I don't believe that is so. What you must remember is that people are 'products of the Age'. They've grown up with the old traditions as being the accepted norm.

Tradition does not make something right. The old ways are being challenged. 
New thinking and new understanding are coming to the fore. This is an age of enlightenment.

Progress may not, at face value, be being made as quickly as one might like, but it is being made. 
It is up to all caring people to keep on exposing the grim reality, and promoting a higher truth and exemplifying a more compassionate way of living.

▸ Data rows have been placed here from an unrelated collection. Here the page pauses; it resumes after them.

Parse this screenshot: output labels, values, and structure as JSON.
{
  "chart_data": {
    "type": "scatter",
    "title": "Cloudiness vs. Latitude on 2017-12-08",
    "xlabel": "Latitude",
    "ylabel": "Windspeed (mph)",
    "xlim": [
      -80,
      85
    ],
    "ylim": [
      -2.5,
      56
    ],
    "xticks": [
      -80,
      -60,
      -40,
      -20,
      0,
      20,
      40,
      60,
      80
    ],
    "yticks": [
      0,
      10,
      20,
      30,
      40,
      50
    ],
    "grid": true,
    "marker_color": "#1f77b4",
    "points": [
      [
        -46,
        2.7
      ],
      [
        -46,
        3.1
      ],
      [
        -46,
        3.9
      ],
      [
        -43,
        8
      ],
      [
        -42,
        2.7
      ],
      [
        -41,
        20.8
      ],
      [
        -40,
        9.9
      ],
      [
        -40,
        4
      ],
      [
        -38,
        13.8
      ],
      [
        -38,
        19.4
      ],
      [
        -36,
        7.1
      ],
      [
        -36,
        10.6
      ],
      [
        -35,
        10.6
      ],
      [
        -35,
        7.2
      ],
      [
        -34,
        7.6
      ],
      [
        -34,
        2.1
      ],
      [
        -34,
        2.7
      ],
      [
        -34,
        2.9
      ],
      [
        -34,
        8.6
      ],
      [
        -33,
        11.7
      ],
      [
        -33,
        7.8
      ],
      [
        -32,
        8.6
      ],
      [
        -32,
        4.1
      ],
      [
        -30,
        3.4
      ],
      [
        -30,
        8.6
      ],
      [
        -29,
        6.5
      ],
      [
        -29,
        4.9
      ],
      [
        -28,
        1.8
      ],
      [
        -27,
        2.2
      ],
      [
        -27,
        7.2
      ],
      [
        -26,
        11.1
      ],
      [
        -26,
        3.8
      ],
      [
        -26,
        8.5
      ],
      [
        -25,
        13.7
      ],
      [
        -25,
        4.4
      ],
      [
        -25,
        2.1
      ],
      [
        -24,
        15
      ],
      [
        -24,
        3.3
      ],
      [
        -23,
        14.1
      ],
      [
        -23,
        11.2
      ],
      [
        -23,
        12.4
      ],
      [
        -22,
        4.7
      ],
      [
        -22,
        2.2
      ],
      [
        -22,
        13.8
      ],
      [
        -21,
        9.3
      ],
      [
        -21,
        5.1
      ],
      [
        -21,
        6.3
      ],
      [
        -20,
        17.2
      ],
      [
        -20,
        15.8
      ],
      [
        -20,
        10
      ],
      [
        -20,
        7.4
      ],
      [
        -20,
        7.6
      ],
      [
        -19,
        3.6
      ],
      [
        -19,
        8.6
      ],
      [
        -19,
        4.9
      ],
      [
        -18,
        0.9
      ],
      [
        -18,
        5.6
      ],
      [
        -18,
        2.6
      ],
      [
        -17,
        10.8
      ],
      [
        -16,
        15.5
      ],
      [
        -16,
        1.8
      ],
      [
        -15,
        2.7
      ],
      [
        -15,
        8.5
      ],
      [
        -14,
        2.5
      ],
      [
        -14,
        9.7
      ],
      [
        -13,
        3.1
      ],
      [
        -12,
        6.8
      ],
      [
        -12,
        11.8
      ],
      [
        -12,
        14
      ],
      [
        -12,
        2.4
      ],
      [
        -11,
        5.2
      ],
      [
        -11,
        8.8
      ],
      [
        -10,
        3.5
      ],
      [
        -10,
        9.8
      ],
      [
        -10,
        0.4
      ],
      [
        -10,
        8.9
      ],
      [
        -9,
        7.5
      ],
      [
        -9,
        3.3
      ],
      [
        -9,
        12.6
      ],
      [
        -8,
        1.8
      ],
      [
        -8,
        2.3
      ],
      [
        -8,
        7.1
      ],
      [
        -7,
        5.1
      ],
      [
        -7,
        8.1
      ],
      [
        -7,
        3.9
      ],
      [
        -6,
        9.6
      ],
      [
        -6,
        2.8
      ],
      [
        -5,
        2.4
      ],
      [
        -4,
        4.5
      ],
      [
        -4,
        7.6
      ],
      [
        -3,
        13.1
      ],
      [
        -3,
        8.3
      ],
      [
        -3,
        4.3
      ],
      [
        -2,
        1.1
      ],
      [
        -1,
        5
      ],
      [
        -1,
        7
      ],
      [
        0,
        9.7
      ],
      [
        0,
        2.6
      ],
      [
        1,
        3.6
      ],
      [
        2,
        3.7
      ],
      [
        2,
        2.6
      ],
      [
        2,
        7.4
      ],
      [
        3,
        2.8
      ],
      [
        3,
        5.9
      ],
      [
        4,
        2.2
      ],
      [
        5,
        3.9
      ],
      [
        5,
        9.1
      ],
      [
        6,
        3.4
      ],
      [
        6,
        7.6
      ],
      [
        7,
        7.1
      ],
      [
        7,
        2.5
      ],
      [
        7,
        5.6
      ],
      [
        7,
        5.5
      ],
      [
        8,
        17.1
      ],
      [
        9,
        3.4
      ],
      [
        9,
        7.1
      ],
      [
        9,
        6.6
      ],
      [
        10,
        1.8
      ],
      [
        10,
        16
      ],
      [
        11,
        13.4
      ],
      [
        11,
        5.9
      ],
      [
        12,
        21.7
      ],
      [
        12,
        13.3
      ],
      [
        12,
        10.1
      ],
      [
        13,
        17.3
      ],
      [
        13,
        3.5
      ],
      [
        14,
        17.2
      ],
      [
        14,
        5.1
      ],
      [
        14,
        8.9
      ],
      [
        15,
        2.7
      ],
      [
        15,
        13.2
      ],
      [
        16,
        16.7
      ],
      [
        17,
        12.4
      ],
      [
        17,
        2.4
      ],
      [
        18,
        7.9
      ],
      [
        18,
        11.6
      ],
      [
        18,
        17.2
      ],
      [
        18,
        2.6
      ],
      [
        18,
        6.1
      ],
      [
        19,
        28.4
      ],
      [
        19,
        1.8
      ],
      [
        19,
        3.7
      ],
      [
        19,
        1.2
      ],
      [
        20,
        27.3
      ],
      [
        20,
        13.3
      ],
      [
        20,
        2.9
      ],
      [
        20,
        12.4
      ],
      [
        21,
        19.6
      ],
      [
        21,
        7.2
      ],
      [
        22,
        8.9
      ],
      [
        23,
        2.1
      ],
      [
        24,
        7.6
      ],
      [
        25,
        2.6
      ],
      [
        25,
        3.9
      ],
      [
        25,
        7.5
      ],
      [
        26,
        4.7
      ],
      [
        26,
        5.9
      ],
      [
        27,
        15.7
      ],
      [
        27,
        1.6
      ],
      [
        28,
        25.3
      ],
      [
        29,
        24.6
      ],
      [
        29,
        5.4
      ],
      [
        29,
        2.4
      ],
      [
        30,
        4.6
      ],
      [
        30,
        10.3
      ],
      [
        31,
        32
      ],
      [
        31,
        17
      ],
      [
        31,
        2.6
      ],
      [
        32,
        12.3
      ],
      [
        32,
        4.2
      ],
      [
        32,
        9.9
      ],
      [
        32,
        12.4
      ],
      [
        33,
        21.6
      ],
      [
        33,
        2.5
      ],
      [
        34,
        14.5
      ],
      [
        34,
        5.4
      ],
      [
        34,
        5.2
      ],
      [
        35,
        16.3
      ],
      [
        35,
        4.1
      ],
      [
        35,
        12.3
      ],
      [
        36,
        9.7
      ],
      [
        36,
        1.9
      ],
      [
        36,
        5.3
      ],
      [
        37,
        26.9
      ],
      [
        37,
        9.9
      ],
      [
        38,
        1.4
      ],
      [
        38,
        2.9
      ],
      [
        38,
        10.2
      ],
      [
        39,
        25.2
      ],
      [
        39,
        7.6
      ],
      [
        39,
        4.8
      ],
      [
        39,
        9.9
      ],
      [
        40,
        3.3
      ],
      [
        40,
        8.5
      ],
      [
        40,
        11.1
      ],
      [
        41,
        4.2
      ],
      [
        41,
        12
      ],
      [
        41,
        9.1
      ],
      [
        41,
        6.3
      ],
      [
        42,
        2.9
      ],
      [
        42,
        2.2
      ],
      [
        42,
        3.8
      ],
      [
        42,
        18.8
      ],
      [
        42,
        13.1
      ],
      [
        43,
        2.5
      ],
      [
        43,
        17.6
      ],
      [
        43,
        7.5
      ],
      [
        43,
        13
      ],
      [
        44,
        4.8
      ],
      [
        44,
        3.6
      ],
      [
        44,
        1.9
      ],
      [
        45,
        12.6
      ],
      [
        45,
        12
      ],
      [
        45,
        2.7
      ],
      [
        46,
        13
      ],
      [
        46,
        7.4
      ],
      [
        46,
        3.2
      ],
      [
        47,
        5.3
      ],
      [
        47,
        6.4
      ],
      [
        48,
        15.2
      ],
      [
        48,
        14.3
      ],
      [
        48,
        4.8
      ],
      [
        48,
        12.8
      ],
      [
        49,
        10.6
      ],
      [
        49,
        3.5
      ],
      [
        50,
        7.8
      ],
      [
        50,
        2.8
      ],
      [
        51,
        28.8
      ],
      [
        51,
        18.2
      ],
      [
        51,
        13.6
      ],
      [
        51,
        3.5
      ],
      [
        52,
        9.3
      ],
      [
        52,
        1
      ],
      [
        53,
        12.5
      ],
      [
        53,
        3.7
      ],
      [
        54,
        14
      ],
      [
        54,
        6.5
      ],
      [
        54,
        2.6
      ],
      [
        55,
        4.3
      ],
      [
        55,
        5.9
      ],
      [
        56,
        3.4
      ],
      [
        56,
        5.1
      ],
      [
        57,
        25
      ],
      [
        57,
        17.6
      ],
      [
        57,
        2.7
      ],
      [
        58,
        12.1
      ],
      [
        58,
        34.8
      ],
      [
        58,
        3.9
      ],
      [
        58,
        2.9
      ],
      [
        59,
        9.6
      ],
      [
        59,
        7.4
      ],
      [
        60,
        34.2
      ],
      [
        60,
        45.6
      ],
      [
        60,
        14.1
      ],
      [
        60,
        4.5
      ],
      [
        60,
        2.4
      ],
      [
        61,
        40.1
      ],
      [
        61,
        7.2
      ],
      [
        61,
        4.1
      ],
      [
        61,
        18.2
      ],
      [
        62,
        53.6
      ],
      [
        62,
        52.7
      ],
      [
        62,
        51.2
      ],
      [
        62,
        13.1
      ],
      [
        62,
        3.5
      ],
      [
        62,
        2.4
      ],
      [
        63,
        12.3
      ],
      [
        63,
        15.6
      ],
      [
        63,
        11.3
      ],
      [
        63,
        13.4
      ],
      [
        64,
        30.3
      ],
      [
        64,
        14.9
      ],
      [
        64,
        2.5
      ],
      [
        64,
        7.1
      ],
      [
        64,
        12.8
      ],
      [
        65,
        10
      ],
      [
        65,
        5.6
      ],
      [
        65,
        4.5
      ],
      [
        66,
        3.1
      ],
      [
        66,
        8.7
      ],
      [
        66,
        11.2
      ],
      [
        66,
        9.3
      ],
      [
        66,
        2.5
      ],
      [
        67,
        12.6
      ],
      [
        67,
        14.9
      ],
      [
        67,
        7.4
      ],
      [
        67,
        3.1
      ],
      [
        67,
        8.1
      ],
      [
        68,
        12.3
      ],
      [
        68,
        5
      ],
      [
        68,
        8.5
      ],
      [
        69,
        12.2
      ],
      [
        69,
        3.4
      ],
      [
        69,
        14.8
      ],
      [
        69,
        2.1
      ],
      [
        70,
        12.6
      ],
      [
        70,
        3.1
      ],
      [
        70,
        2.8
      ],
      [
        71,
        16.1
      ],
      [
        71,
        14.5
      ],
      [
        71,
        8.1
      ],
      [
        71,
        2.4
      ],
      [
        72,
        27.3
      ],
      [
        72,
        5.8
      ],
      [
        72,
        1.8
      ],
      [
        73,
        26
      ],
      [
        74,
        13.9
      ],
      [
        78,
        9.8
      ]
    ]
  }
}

Not so long ago there were many people who condoned the slave trade and obstructed the Abolitionist Movement at every turn, but eventually right won. Right always wins in the end.


----------



## LynnM (Feb 21, 2012)

noushka05 said:


> Heartless, arrogant & unprincipled - basically rotten to the core.
> 
> Don't know whether you've seen this petition Lynn? its urging Ringlings to release them now. Urge Ringling Bros. to Stop Cruel Elephant Acts NOW?Not in Three Years! | Action Alerts | Actions | PETA India, Mexico & several other countries have already banned wild animals in circuses - its shameful that our country & the USA are so backward!
> 
> ...


Thank you Noushka, I signed it a few days ago.


----------



## noushka05 (Mar 28, 2008)

Knightofalbion said:


> I don't believe that is so. What you must remember is that people are 'products of the Age'. They've grown up with the old traditions as being the accepted norm.
> 
> Tradition does not make something right. The old ways are being challenged.
> New thinking and new understanding are coming to the fore. This is an age of enlightenment.
> ...


What I meant was, animal welfare has gone backwards under this government KOA. The badger cull has triggered a steep rise in wildlife persecution - just as was predicted. More animals are being experimented on than ever before Lab tests on animals highest since UK records began despite Tory promise to clamp down - Mirror Online. Loads more depressing examples. I know most people are decent human beings but when you have a cruel and arrogant minority in power the majority are voiceless.

.


----------



## Knightofalbion (Jul 3, 2012)

I take your point. I'm not surprised at anything, except that they didn't try to bulldoze a repeal of the Hunting Act through Parliament.

The LibDems also supported a badger cull if you recall, so that one was always going to happen.

Lets just diplomatically say that I'm hoping to see some new faces in Government come the summer ...


----------